The ruins of Gedi are a historical and archaeological site near the Indian Ocean coast of eastern Kenya.
The site is adjacent to the town of Gedi (also known as Gede) in the Kilifi District and within the Arabuko-Sokoke Forest.
Gedi is one of many medieval Swahili-Arab coastal settlements that stretch from Mogadishu, Somalia to the Zambezi River in Mozambique.
There are 116 known Swahili sites stretching from southern Somalia to Vumba Kuu at the Kenya-Tanzania border.
Since the rediscovery of the Gedi ruins by colonialists in the 1920s, Gedi has been one of the most intensely excavated and studied of those sites, along with Shanga, Manda, Ungwana, Kilwa, and the Comoros.
The site of Gedi includes a walled town and its outlying area. All of the standing buildings at Gedi, which include mosques, a palace, and numerous houses, are made from stone, are one-story, and are distributed unevenly in the town.
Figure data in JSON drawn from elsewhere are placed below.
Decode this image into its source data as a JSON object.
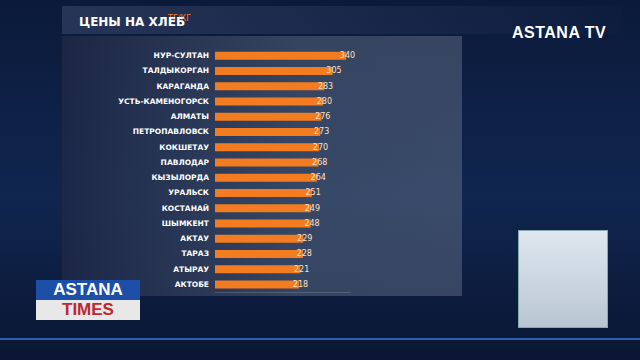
{
  "chart_data": {
    "type": "bar",
    "orientation": "horizontal",
    "title": "ЦЕНЫ НА ХЛЕБ",
    "subtitle": "ТГ/КГ",
    "annotations": [
      "ASTANA TV",
      "ASTANA",
      "TIMES"
    ],
    "categories": [
      "НУР-СУЛТАН",
      "ТАЛДЫКОРГАН",
      "КАРАГАНДА",
      "УСТЬ-КАМЕНОГОРСК",
      "АЛМАТЫ",
      "ПЕТРОПАВЛОВСК",
      "КОКШЕТАУ",
      "ПАВЛОДАР",
      "КЫЗЫЛОРДА",
      "УРАЛЬСК",
      "КОСТАНАЙ",
      "ШЫМКЕНТ",
      "АКТАУ",
      "ТАРАЗ",
      "АТЫРАУ",
      "АКТОБЕ"
    ],
    "values": [
      340,
      305,
      283,
      280,
      276,
      273,
      270,
      268,
      264,
      251,
      249,
      248,
      229,
      228,
      221,
      218
    ],
    "color": "#f47c20",
    "xlim": [
      0,
      350
    ],
    "data_labels": true,
    "tick_labels": "y",
    "grid": false
  }
}
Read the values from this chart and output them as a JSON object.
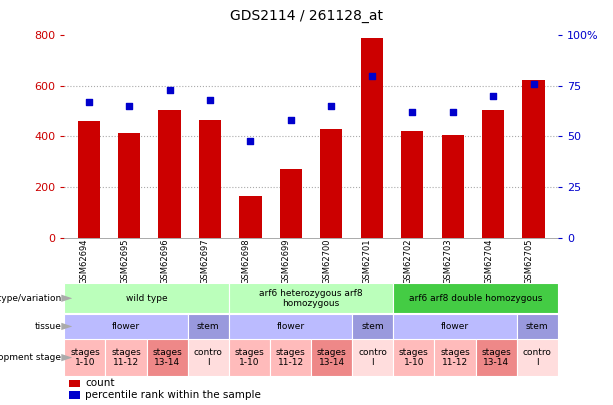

There are also large open areas in the settlement which contained earth and thatch houses. Stone “pillar tombs” are a distinctive type of Swahili Coast architecture found at Gedi as well.
Gedi’s location along the coast and association with similar sites along the Swahili Coast made it an important trade center. Although there are few historical documents specifically associating Gedi with the Indian Ocean trade, the site is thought to have been one of the most important sites along the coast.
Gedi’s architecture and an abundance of imported material culture including pottery, beads, and coins provide evidence of the city’s rising prosperity over the course of its occupation from as early as the eleventh century to its abandonment in the early seventeenth century.
Although Gedi remained unknown to most of British East Africa’s colonists until the 1920s, the site was known by the local Mijikenda peoples. Currently, the Giriama, one of the Mijikenda tribes, maintain a large community around the Gedi ruins who view the site as a sacred and spiritual place.
Despite changes in their belief system and the prominence of Islam in the region, evil and ancestral spirits are thought by many to reside at Gedi.
According to local tradition, the ruins are protected by the spirits of their priests. These “Old Ones” are said to curse anyone who harms the site.Â
Initial excavations at Gedi began in the late-1940s, and the site today remains one of the most intensely studied Swahili Coast settlements. The significance of the ruins has been largely used to assess the site’s role within the region in association with other sites to provide insight into the development of Swahili culture, the organization of Indian Ocean trade, the introduction and spread of Islam, and the political and economic ties between Swahili communities through their cultural remains and their spatial relationships.
Today, visitors can tour the ruins where the Great Mosque, the Palace, coral-stone houses, and pillar tombs have been unearthed.
The houses in Gedi display a traditional Swahili style, and some have ancient drawings on their plaster walls.
Ming Chinese porcelain and glass as well as glazed earthenware from Persia indicate trade links and a taste for luxury by those who prospered here. These items, as well as Spanish scissors and Swahili cultural artifacts, are on display in the on-site museum. The site is currently administered by the museum’s Department of Coastal Archaeology.